On September 19, 2017, the Rhode Island General Assembly passed The Health and Safe Families and Workplace Act (the “Act”), House Bill 5413B and Senate Bill 0290B, respectively, guaranteeing roughly 90 percent of the state’s workforce the opportunity to earn paid sick and safe leave. The Governor has already indicated that she will sign the Act into law, after which Rhode Island will join seven states and the District of Columbia that have passed paid sick leave legislation. The Act is scheduled to take effect July 1, 2018.

In essence, the Act requires that employers in Rhode Island that employ 18 or more employees provide their employees with three days of paid sick or safe leave in 2018, four days in 2019, and five days in 2020. Specifically, such employees must accrue a minimum of one hour of paid sick and safe leave time for every 35 hours worked, up to a maximum of 24 hours in 2018, 32 hours in 2019, and 40 hours in 2020. Employees who are exempt from overtime requirements under the FLSA are presumed to work 40 hours per week for purposes of the Act, unless their normal work week is less than 40 hours.

Employers must permit employees to carry over their earned but unused paid sick and safe leave time to the following calendar year. Or, in lieu of carryover, employers may pay their employees for such earned but unused time at the end of the year and also provide their employees with an amount of paid sick and safe leave that meets the requirements of the Act that is immediately available at the beginning of the subsequent year. So, if an employer wishes to pay its employees for their earned but unused time at the end of 2018, instead of permitting them to carry that time into 2019, the employer must provide its employees with 32 hours of paid sick and safe leave at the beginning of 2019.
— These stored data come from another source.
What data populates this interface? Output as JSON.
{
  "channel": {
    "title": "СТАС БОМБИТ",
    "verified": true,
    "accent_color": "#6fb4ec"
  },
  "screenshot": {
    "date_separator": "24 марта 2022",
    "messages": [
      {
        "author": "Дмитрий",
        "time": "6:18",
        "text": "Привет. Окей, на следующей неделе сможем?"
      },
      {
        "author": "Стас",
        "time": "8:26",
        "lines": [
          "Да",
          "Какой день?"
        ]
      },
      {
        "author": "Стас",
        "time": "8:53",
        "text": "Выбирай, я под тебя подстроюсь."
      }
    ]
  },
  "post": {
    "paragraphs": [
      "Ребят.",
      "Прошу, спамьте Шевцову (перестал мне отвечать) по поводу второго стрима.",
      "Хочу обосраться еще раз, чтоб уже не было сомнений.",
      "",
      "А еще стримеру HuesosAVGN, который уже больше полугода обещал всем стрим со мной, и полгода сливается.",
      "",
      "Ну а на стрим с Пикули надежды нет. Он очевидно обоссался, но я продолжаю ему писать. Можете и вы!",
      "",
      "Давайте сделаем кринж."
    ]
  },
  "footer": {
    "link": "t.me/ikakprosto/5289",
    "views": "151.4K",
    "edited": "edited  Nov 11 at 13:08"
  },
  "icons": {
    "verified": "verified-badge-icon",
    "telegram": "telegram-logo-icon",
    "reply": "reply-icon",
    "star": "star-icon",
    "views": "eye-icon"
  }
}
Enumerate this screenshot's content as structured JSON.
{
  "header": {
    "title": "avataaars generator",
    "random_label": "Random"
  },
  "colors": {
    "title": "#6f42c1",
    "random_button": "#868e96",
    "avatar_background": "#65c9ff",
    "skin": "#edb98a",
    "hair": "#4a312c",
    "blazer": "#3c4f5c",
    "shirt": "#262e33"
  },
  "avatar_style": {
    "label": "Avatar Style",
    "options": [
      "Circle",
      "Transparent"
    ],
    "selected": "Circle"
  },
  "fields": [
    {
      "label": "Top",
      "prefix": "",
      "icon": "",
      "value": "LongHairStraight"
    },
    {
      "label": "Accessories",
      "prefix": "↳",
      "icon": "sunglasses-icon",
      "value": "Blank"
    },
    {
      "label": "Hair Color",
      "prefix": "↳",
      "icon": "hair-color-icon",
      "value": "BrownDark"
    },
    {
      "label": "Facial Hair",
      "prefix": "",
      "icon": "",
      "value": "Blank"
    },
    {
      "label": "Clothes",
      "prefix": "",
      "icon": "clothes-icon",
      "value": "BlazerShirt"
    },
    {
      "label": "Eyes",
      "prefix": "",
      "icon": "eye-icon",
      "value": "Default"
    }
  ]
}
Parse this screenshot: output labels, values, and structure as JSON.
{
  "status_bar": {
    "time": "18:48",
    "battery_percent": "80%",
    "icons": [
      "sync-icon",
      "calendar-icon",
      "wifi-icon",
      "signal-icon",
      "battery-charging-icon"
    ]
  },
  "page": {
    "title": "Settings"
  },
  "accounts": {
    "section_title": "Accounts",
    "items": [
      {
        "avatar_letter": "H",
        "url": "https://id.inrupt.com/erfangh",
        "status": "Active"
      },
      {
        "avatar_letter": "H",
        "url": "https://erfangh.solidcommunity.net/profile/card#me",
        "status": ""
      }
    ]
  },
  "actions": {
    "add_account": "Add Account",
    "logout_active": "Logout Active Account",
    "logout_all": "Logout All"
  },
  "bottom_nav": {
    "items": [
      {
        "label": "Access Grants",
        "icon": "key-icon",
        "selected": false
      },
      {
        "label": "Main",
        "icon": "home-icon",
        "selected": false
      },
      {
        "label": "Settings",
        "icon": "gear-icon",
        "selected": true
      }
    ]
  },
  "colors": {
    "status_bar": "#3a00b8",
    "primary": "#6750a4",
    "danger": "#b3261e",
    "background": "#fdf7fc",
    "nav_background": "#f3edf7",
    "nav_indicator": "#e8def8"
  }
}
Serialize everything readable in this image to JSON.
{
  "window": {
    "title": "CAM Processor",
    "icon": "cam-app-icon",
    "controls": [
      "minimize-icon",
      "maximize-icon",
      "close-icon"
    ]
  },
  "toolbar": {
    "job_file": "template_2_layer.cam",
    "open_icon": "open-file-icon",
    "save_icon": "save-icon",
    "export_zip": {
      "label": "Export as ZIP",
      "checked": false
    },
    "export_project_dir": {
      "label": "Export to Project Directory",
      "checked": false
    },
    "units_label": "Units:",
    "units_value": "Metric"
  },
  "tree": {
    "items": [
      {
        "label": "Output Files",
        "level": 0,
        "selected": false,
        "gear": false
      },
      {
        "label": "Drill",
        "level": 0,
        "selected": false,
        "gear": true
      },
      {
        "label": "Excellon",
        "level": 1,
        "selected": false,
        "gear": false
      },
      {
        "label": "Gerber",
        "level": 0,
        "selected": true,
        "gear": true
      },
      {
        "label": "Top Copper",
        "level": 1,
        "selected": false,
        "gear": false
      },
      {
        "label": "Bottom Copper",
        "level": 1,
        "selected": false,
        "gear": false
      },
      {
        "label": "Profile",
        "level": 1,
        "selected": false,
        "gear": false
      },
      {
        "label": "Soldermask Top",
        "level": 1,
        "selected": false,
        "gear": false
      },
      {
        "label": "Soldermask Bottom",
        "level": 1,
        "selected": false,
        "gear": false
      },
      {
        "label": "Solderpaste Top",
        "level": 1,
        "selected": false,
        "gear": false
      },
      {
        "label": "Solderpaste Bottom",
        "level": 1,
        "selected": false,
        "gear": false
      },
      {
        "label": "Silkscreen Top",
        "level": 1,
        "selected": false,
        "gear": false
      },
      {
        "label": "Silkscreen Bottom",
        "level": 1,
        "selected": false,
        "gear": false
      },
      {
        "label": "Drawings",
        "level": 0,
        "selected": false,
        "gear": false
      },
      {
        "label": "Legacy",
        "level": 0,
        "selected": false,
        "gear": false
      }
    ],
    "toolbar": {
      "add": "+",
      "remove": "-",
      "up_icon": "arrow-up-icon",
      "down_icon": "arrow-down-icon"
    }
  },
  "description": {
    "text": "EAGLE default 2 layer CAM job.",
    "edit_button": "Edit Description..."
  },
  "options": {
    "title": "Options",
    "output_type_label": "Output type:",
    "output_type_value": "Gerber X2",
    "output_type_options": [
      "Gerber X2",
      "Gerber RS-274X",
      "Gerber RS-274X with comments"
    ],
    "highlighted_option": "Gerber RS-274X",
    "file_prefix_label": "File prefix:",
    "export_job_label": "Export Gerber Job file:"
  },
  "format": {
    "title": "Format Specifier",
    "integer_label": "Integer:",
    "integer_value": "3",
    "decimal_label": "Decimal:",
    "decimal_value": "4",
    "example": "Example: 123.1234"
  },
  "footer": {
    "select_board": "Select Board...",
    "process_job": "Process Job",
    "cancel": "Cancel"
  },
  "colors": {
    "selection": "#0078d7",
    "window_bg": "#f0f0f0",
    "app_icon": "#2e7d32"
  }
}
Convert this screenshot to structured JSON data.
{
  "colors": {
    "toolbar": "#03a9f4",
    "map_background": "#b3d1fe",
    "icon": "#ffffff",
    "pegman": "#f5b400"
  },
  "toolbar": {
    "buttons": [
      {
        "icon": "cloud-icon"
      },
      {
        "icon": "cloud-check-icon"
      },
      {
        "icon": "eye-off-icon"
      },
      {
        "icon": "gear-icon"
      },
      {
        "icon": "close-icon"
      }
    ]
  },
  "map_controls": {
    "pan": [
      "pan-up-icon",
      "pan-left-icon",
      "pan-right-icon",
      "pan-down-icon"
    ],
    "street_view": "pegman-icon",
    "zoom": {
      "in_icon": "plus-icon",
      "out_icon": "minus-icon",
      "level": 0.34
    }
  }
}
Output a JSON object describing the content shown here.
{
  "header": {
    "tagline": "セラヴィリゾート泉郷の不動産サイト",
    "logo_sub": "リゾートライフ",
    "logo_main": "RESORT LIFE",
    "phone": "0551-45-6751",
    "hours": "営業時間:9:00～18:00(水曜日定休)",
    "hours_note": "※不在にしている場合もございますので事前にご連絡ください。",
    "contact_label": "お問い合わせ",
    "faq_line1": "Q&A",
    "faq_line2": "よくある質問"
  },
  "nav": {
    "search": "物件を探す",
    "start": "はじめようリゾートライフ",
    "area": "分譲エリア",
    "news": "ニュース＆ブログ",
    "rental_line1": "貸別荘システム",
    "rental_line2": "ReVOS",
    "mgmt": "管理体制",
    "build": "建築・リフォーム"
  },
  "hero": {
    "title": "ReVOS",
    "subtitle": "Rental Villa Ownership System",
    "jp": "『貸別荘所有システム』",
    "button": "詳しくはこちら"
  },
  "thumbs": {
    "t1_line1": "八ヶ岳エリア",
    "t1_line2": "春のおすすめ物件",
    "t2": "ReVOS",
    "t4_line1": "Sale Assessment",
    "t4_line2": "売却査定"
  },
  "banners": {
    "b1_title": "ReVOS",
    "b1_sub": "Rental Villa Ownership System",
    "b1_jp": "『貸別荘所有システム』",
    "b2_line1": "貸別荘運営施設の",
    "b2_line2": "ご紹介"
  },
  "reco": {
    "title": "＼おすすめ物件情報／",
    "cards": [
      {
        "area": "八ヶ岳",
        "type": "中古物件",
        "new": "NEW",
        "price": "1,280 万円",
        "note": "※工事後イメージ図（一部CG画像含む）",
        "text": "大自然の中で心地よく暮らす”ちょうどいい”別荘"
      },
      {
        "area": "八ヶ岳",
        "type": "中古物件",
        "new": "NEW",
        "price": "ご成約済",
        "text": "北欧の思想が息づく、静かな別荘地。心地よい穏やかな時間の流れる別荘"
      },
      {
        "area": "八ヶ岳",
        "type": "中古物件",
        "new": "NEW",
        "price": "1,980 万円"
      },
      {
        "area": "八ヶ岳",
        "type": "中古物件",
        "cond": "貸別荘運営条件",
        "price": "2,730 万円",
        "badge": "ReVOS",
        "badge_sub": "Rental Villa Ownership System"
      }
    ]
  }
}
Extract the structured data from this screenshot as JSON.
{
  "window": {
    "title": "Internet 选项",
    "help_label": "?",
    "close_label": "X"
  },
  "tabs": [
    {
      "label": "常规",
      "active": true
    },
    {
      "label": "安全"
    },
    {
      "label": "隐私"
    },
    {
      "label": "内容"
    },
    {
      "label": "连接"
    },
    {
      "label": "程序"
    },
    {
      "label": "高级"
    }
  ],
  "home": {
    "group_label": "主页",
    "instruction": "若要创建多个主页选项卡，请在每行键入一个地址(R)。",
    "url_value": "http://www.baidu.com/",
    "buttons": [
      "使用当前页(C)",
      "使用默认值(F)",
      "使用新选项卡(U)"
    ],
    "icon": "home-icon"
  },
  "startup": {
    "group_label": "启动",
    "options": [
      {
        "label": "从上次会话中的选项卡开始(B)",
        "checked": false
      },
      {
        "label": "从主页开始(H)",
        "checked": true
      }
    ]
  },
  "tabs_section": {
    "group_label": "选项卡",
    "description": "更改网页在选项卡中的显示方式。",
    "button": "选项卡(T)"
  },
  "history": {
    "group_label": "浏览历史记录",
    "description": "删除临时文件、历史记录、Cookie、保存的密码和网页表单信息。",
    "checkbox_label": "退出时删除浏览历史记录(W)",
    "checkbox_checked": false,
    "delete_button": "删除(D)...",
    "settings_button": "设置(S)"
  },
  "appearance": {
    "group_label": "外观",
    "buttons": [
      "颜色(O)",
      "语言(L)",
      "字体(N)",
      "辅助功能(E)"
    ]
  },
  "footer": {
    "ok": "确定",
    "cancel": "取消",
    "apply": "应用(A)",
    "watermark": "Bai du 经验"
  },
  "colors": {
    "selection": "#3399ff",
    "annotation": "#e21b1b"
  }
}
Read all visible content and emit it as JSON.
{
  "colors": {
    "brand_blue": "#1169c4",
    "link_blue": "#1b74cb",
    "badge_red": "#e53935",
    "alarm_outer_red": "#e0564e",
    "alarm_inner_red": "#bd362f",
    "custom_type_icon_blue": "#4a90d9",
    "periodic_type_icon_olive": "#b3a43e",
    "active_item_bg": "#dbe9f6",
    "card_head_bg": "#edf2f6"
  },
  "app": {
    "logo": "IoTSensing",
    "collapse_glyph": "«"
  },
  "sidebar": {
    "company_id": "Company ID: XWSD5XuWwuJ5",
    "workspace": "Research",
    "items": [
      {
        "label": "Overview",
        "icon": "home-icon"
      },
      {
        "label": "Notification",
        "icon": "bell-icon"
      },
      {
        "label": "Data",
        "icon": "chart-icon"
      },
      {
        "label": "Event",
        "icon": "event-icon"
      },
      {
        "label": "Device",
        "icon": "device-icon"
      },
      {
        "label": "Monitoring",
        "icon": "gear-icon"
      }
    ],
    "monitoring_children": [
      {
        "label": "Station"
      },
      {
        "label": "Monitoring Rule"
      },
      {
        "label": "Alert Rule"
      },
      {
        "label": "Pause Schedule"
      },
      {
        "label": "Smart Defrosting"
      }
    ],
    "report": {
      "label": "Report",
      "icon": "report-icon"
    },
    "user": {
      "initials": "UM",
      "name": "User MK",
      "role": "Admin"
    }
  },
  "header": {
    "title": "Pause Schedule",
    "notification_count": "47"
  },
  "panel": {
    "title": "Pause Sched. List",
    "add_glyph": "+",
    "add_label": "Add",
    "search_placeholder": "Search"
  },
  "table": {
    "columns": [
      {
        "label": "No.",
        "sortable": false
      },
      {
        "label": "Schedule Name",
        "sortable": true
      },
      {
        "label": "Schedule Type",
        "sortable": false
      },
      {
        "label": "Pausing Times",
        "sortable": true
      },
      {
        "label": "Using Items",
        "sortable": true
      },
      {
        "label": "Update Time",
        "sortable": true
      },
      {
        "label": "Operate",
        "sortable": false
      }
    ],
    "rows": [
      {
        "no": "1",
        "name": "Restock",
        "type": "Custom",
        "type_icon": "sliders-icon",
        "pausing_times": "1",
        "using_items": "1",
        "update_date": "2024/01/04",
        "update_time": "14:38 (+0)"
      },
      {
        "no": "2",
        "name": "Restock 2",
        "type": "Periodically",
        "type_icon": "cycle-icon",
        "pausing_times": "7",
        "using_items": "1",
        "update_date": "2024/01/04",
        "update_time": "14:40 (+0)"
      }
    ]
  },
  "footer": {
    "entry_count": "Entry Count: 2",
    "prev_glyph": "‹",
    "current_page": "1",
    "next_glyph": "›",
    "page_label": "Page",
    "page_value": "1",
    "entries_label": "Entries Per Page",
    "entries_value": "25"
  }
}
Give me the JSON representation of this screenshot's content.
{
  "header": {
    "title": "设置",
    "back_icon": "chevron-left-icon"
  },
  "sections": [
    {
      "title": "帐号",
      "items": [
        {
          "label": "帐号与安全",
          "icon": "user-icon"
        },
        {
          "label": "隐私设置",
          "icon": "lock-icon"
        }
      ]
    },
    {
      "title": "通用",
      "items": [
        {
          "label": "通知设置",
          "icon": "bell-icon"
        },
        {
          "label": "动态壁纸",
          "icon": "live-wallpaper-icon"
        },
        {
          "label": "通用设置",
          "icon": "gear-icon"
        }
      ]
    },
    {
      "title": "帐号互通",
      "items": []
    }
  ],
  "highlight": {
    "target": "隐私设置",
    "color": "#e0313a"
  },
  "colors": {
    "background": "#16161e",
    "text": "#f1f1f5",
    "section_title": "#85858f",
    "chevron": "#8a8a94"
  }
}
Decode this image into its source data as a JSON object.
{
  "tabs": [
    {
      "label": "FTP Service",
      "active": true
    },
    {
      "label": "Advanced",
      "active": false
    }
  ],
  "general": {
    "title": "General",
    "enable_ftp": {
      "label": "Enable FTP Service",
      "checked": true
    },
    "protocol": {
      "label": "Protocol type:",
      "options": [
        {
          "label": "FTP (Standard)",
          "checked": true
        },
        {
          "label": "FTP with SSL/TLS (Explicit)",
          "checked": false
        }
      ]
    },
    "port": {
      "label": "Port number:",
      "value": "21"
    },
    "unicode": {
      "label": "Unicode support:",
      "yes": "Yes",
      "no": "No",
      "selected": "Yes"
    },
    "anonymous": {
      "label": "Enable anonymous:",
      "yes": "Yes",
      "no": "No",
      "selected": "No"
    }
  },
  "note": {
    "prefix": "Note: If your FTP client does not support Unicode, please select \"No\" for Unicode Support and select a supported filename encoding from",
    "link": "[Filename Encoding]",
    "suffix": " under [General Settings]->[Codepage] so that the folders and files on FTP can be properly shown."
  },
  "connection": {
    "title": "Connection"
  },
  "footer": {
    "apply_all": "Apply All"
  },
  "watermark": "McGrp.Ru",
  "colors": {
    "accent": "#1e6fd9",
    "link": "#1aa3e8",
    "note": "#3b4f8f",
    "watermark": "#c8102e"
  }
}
Employees may use this sick and safe leave in a variety of common circumstances, such as:

  • their own mental or physical illness, or need for diagnosis, (preventative) care, or treatment;
  • their care for a family member’s mental or physical illness, or care for family member who is in need of diagnosis (preventative) care, or treatment;
  • the closure of their place of business or their child’s school due to a public health emergency; or,
  • time off needed when they or a member of their family is a victim of domestic violence, sexual assault, or stalking.

While employers that already provide their employees with opportunities to accrue paid sick and safe leave in excess of the accrual requirements under the Act are exempt from the Act’s accrual-specific portions, such employers still must ensure that they permit their employees to use paid sick and safe leave in a manner that complies with the Act. In this regard, an employer who already offers five days of paid sick leave to its employees for employee-related illness must also permit the employee to use the leave in instances related to, for example, the illness of the employee’s child or a domestic violence incident that involves the employee.

The language of the Act also contains other specific requirements pertaining to, among other things, notice and documentation requirements, confidentiality, civil penalties for non-compliance with the Act, and accrual schedules.